When researching and developing the artwork for the Hop-hornbeam (Ostrya) I was drawn initially to meaning behind it’s names. The name Ostrya is derived from the Greek word ostrua, “bone-like”, referring to its very hard wood. It is also called Ironwood. These thoughts led me to revisit my collaboration with David Taylor on our exoskeleton project and subsequent two person exhibition in the Parsons Building, Trinity College Dublin in September 2015.
The trajectory of my own practice since then has included the creation of sculptural elements that took on some of the physical and technical properties of abstracted corsets as exoskeletons.
Images above show the protuberance that I am interested in
The physiology of the tree was also a source of inspiration in particular the lumpy shaped protuberance that snaked around the outside of the tree. It was really interesting to hear from David Hackett that this growth is a direct result of the tree’s reaction to wind factors and it’s environment in general.
My favourite SEM imagery taken from this tree was the microscopic spiky thorn-like structures that were growing on the surface of the branches. See image below taken by Clodagh Dooley. Thanks to Daniel Kelly and John Parnell of the TCD Botany Department I now know that they are epidermal hairs, which are only visible on the very young twigs of the Hop Hornbeam.

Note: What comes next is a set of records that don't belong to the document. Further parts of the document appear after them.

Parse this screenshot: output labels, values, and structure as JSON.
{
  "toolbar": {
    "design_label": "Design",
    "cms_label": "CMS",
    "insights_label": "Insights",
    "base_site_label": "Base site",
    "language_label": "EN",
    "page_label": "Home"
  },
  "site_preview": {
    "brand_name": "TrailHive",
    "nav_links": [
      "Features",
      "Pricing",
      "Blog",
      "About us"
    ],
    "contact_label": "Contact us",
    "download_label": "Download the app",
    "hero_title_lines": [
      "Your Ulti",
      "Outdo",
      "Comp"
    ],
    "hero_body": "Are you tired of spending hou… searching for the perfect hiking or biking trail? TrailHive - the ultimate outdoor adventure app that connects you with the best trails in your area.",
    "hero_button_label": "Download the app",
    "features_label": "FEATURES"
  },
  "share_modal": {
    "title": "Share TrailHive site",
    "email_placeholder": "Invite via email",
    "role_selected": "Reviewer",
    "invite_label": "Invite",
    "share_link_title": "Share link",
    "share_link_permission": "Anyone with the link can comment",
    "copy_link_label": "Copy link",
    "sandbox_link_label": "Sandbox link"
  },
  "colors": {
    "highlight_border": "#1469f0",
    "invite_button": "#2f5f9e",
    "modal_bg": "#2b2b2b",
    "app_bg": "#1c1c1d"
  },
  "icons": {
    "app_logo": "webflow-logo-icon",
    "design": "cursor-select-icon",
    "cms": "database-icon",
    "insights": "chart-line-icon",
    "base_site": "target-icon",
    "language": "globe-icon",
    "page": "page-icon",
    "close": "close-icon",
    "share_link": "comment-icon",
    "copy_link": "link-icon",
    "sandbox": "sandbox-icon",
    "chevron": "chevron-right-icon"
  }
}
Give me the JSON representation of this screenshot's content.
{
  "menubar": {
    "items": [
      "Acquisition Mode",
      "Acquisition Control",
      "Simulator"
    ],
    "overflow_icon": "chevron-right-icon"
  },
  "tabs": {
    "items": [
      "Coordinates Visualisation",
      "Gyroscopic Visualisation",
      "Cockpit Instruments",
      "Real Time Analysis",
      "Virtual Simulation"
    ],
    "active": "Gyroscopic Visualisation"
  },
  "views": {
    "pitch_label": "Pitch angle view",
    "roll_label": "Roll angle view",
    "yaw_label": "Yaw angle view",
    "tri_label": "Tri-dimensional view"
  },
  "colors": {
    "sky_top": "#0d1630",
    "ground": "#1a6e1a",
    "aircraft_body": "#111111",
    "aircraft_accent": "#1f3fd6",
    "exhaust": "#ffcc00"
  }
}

All these thoughts and inspirations have led me to the decision to create a corset-like protective covering for the large protruding element snaking around the lower trunk. The artwork will be made from bright orange heavy swimsuit-like fabric, cut into various segments and sewn together using corset making techniques. Where normal corsets add boning (a plastic/metal strip inserted into channels sewn in the corset to create of to create structure) I will insert wire between each segment. This will allow the artwork to follow the natural lumps and hollows of the bark. Finally these lines will be accentuated by the addition of electric blue sticky fabric strips and spikes reminiscent of the SEM imagery.